Cuda kernel coding tutorial
https://cuda-tutorial.readthedocs.io/en/latest/tutorials/tutorial01/
Totorial 01
both CPU and GPU are used. (Q. Which CPU and GPU?)
CPU : host / GPU : device system.
__global__ specifier indicates a function that runs on device(GPU).
function that can be called through host code : called "kernels"
compiler - use ncvv toolkit.
1. Allocate host memory and initialized host data
2. Allocate device memory
cudaMalloc(void **devPtr, size_t count) and
cudaFree(void *devPtr).
devPtr: devicePointer to allocate memory.

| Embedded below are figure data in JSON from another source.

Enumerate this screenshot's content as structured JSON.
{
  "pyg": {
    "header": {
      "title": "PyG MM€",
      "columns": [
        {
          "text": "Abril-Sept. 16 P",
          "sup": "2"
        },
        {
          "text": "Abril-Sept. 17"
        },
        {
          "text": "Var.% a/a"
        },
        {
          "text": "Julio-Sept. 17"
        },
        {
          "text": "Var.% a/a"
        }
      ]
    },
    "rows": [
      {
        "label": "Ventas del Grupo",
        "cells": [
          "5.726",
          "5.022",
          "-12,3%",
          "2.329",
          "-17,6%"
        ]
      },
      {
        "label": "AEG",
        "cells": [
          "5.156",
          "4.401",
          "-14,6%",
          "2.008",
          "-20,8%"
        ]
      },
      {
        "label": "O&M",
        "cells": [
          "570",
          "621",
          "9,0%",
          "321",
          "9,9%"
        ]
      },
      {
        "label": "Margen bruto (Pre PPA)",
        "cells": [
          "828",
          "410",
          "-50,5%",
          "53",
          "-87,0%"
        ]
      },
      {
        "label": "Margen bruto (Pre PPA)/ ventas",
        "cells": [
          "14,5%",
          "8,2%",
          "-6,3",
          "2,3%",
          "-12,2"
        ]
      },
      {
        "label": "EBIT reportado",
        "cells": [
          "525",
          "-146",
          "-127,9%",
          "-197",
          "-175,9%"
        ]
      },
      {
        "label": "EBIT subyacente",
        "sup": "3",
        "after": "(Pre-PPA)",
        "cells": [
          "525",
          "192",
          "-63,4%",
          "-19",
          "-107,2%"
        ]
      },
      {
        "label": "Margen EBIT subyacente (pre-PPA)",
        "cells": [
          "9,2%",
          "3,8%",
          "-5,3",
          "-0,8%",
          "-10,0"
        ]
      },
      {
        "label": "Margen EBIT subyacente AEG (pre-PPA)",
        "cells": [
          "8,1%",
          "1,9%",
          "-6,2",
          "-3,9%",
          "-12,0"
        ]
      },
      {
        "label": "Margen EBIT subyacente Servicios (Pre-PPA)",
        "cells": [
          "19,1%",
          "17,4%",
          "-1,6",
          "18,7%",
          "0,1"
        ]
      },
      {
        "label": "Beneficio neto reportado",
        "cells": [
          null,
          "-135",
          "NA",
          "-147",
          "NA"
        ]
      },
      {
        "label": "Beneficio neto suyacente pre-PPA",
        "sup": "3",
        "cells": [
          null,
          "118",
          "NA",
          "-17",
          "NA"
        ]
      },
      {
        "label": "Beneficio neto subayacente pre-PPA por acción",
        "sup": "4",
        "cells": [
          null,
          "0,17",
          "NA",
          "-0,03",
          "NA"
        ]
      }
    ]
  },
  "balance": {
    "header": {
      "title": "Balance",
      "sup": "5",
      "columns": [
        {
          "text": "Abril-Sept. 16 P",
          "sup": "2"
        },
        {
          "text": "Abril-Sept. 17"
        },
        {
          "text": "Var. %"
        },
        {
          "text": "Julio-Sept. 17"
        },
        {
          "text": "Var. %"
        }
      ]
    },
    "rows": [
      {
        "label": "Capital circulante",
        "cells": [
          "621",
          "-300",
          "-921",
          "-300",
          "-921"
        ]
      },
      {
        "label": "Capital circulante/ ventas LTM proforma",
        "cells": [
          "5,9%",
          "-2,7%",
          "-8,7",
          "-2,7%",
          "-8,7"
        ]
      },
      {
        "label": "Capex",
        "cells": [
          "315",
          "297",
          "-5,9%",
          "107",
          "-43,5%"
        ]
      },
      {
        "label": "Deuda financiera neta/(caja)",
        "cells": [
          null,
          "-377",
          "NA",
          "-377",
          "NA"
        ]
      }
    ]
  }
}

3. Transfer input data from host to device memory
cudaMemcpy(void *dst, void *src, size_t count, cudaMemcpyKind kind)
4. Execute kernels
5. Transfer output from device memory to host
Profiling performance :
time
or
nvprof ./vector_add
Tutorial 02: CUDA in Actions.
kernel execution configuration <<<...>>> - tell how many threads to launch on GPU.
group called "thread block".
<<< M, T >>>
kernel launches with a grid of M thread blocks. Each thread block has T parallel threads.
- ThreadIdx.x and blockDim.x
- threadIdx.x : contains the index of the thread within the block
- blockDim.x : contains the size of thread block.